Mobile Ad Hoc Networks (MANETs) (Chlamtac, 2003; Conti & Giordano, 2014) are a collection of wireless devices like mobile phones, laptops and iPads that can dynamically form a wireless network for communication in emergency situations, disaster recovery operations (Menon et al., 2016) battlefields etc. These networks are deployed without the support of any fixed infrastructure like access points and does not have any centralized control. It is an autonomous system of mobile device in which every device can join or leave the network at any time leading to a highly dynamic and unpredictable topology. Vehicular Ad Hoc Networks (Li & Wang, 2007; Dua, 2014; Chen et al., 2015) are specific type of MANETs in which the mobile nodes are moving vehicles. In VANETs every vehicle is equipped with an on-board unit and a group of sensors. The radio interfaces or on-board unit enables short range wireless ad hoc networks to be formed. VANETs often has multiple Road Side Units (RSUs) deployed as intermediary servers near the vehicles to process the data. VANETs offer both vehicle to vehicle and vehicle to roadside unit communication (Harsch et al., 2007). Every vehicle in the network plays the role of a sender, receiver and a router to broadcast data to the vehicular network and the roadside units which then uses the data to ensure safe and free flow of traffic. VANETs are used in the design and development of Intelligent Transportation Systems (ITS) that offers improved safety and better transportation. VANETs are currently being used for traffic monitoring, emergency services, safe driving, infotainment services, location detection services, automated toll payment etc.

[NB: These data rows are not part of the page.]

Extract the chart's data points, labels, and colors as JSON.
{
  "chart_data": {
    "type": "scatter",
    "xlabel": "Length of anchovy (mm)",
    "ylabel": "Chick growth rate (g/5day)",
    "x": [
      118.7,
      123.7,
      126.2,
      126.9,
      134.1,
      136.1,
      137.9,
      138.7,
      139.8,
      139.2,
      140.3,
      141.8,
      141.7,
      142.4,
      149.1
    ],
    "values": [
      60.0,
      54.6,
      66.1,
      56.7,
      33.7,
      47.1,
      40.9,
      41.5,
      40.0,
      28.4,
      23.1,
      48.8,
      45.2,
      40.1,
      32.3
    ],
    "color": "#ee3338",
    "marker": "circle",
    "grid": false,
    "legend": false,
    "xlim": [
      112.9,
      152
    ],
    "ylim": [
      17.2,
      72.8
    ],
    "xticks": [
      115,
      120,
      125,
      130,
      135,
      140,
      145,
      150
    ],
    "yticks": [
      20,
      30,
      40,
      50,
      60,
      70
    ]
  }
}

VANETs have been depending primarily on cloud computing (Vouk, 2008; Rountree & Castrillo, 2014) services for communication, computing and storage facilities. Cloud computing offers computation and storage facilities using a central cloud server or a group of remote servers. Cloud computing provides users with scalable virtual networks, virtual servers for remote storage space and computing facilities. Data stored can be accessed from any place without the trouble of keeping large storage and computing devices in the vehicles. Users could share and distribute large amount of data between the vehicles. One of the major areas of concern in cloud computing is the delay in transfer of data and information from the vehicles to the remote cloud server and back to the vehicles after storage and processing. With tremendous rise in the number of connected vehicles and with their ever-increasing mobility, the demand for applications that support low latency, uninterrupted services is rising day by day. It has become quite difficult to meet the challenges of efficient communication and computation with the emergence of latest and advanced vehicular applications. Providing required Quality of Service (QoS) is another important challenge faced by Vehicular Cloud Computing (VCC) (Whaiduzzaman et al., 2014; Shojafar et al., 2016; Mekki et al., 2016). Various vehicular applications designed for latest high-speed vehicles will require powerful communication and computational support. Apart from cloud computing, the other solutions used to provide communication and computational support was Fourth Generation Cellular Networks (Hampel et al., 2003) and Road Side Units. However, these technologies suffered from many limitations. Cellular networks were controlled by their respective service providers, thus limiting the flexibility of communication in VANETs (Hampel et al., 2003). Also, there were many difficulties in deploying Road Side Units at a larger scale (Kuo et al., 2013).